RDA入門:アフリカの目録作成者のためのウェビナー(第2回)レポート
本ウェビナーは、RDA(Resource Description and Access)の基礎を学ぶ2部構成シリーズの第2回目です。講師には、RDA運営委員会(RSC)の教育・オリエンテーション担当官であるElissa Z氏を迎え、カタログ作成者向けの実践的なRDA活用法が解説されました。
🌟 主な学習ポイント
1. RDAレジストリ(RDA Registry)の活用
RDAレジストリは、RDAのエンティティや要素ラベル、定義を確認するための無料ツールです(rdaregistry.info)。
- 特徴: 開発者やカタログ作成者が、要素の定義や多言語でのラベルを確認するのに適しています。

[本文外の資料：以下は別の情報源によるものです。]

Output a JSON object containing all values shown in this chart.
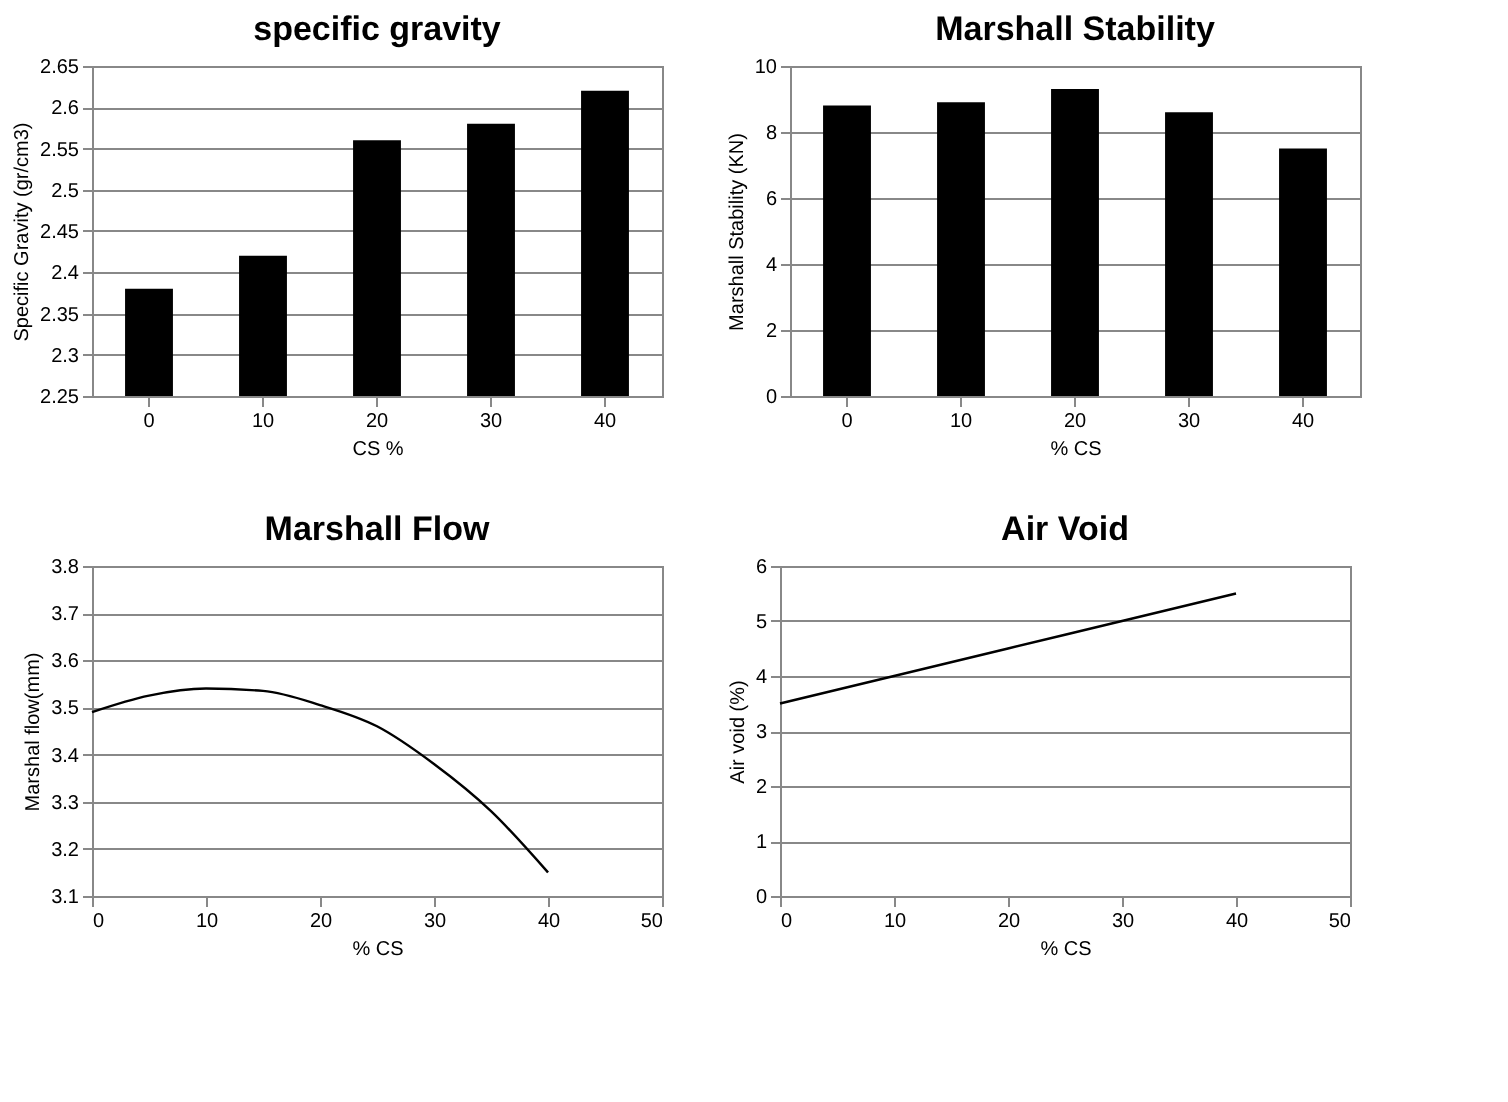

- 注意点: カタログ作成の具体的な指示(マニュアル)は含まれていないため、実務的なルール確認には「RDAツールキット」へのログインが必要です。
2. RDA要素(Elements)の理解
RDAにおける記述の基本単位である「要素」は、大きく2種類に分類されます。
- 属性要素(Attribute elements): エンティティの特性を表すもの(例:キャリアタイプ、コンテンツタイプ)。
- 関係要素(Relationship elements): エンティティ間の関係を表すもの(例:出版地、著者)。これらは「ドメイン(記述対象)」と「レンジ(関係先)」を持ちます。

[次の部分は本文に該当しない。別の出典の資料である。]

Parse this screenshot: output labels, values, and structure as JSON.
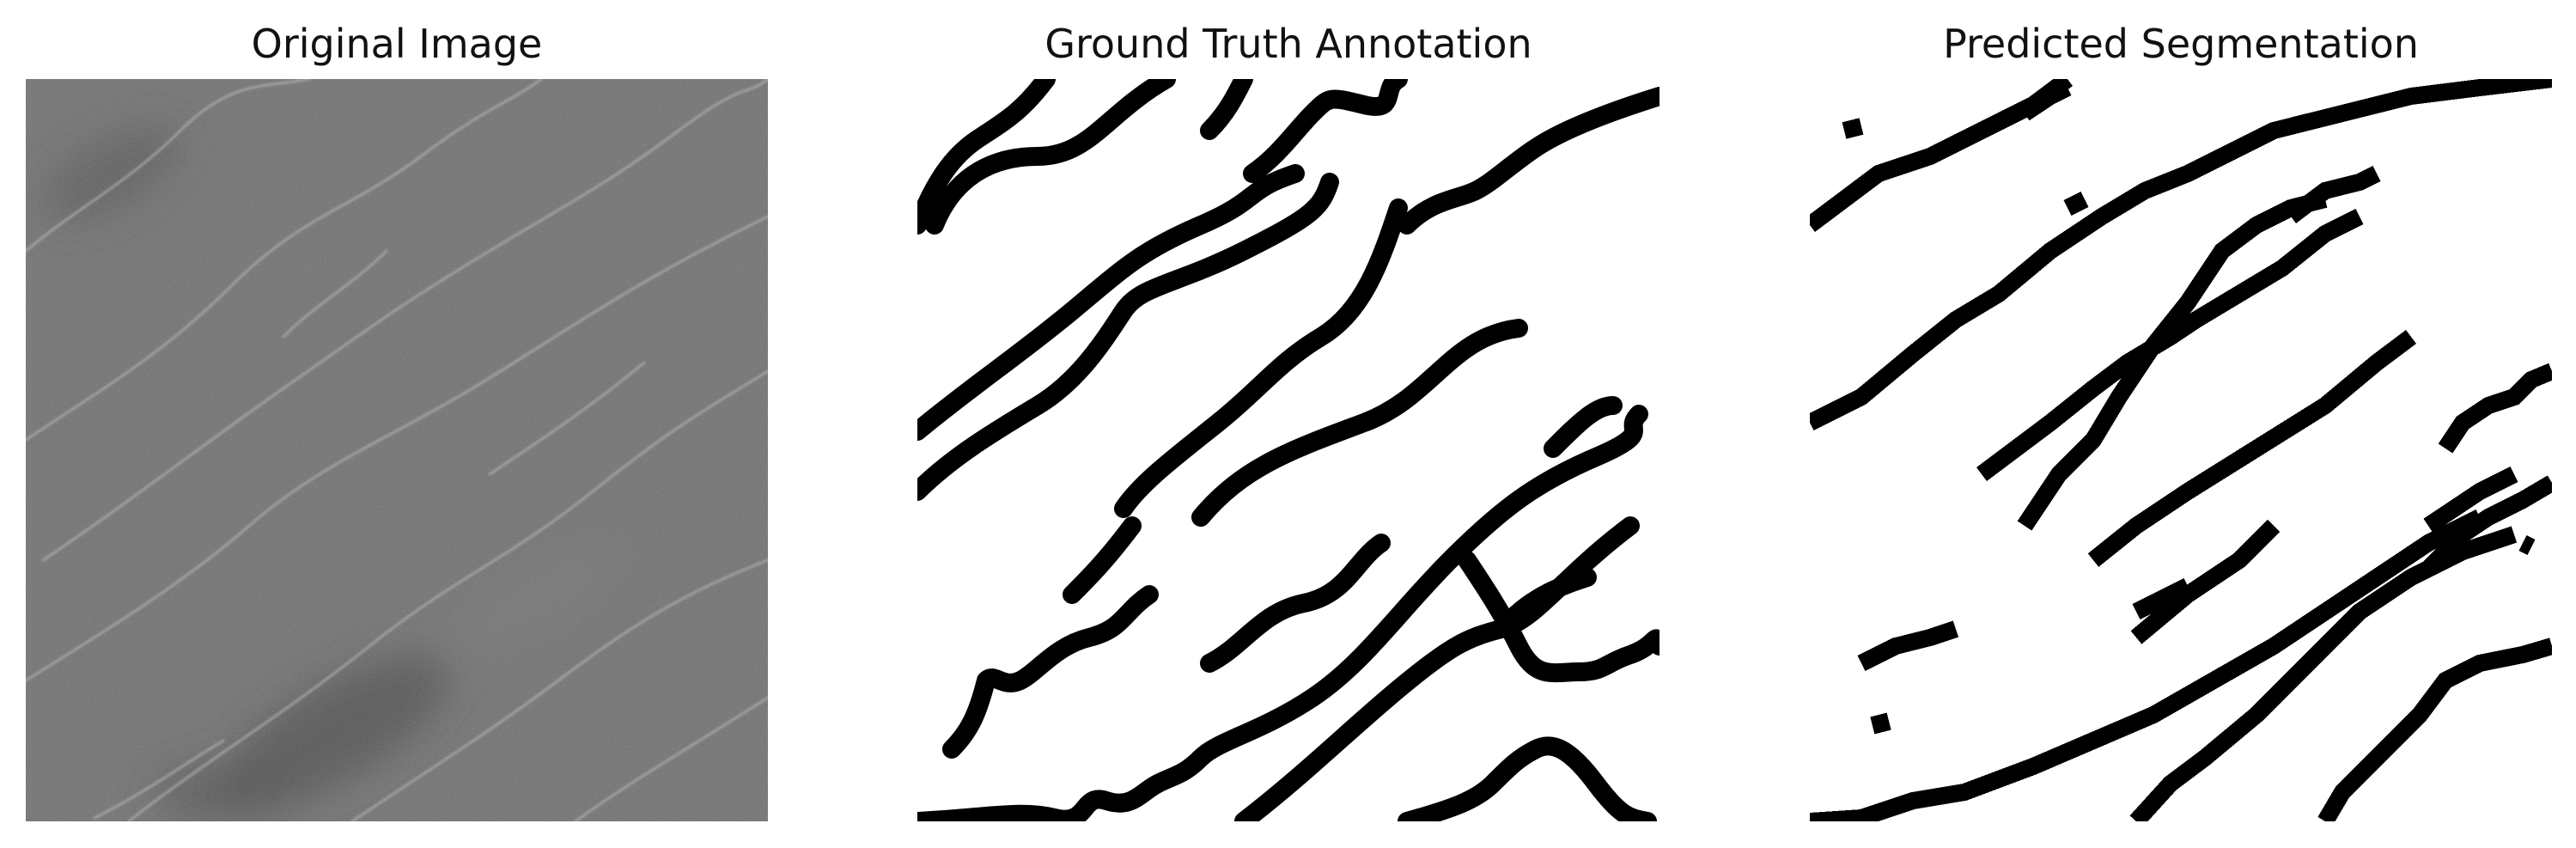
{
  "panels": [
    {
      "title": "Original Image",
      "kind": "grayscale-texture",
      "base_color": "#6d6d6d"
    },
    {
      "title": "Ground Truth Annotation",
      "kind": "binary-mask-smooth"
    },
    {
      "title": "Predicted Segmentation",
      "kind": "binary-mask-blocky"
    }
  ]
}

3. 4つの記録方法(Recording Methods)
RDAでは、データを記録する方法として以下の4つが定義されています。
- 非構造化記述(Unstructured description): 情報源からそのまま転記・コピーしたテキスト。
- 構造化記述(Structured description): 制御語彙や特定の構文(アクセスポイントなど)に基づいた記述。
- 識別子(Identifier): システム内で一意に特定するための文字列(例:ISBN)。
- IRI(Internationalized Resource Identifier): リンク(URI)を用いてエンティティを特定する方法。
4. RDAツールキットの実践的な使い方
- 教育者向けリソース: rdatoolkit.org の「Learning Resources」セクションには、教育者向けのヒントやテンプレートスライドが用意されており、クリエイティブ・コモンズライセンスの下で再利用・改変が可能です。
- トレーニングのヒント: 初心者には、RDAツールキットのナビゲーション(ガイダンス、エンティティ、要素ページ)に十分な時間を割くことが推奨されています。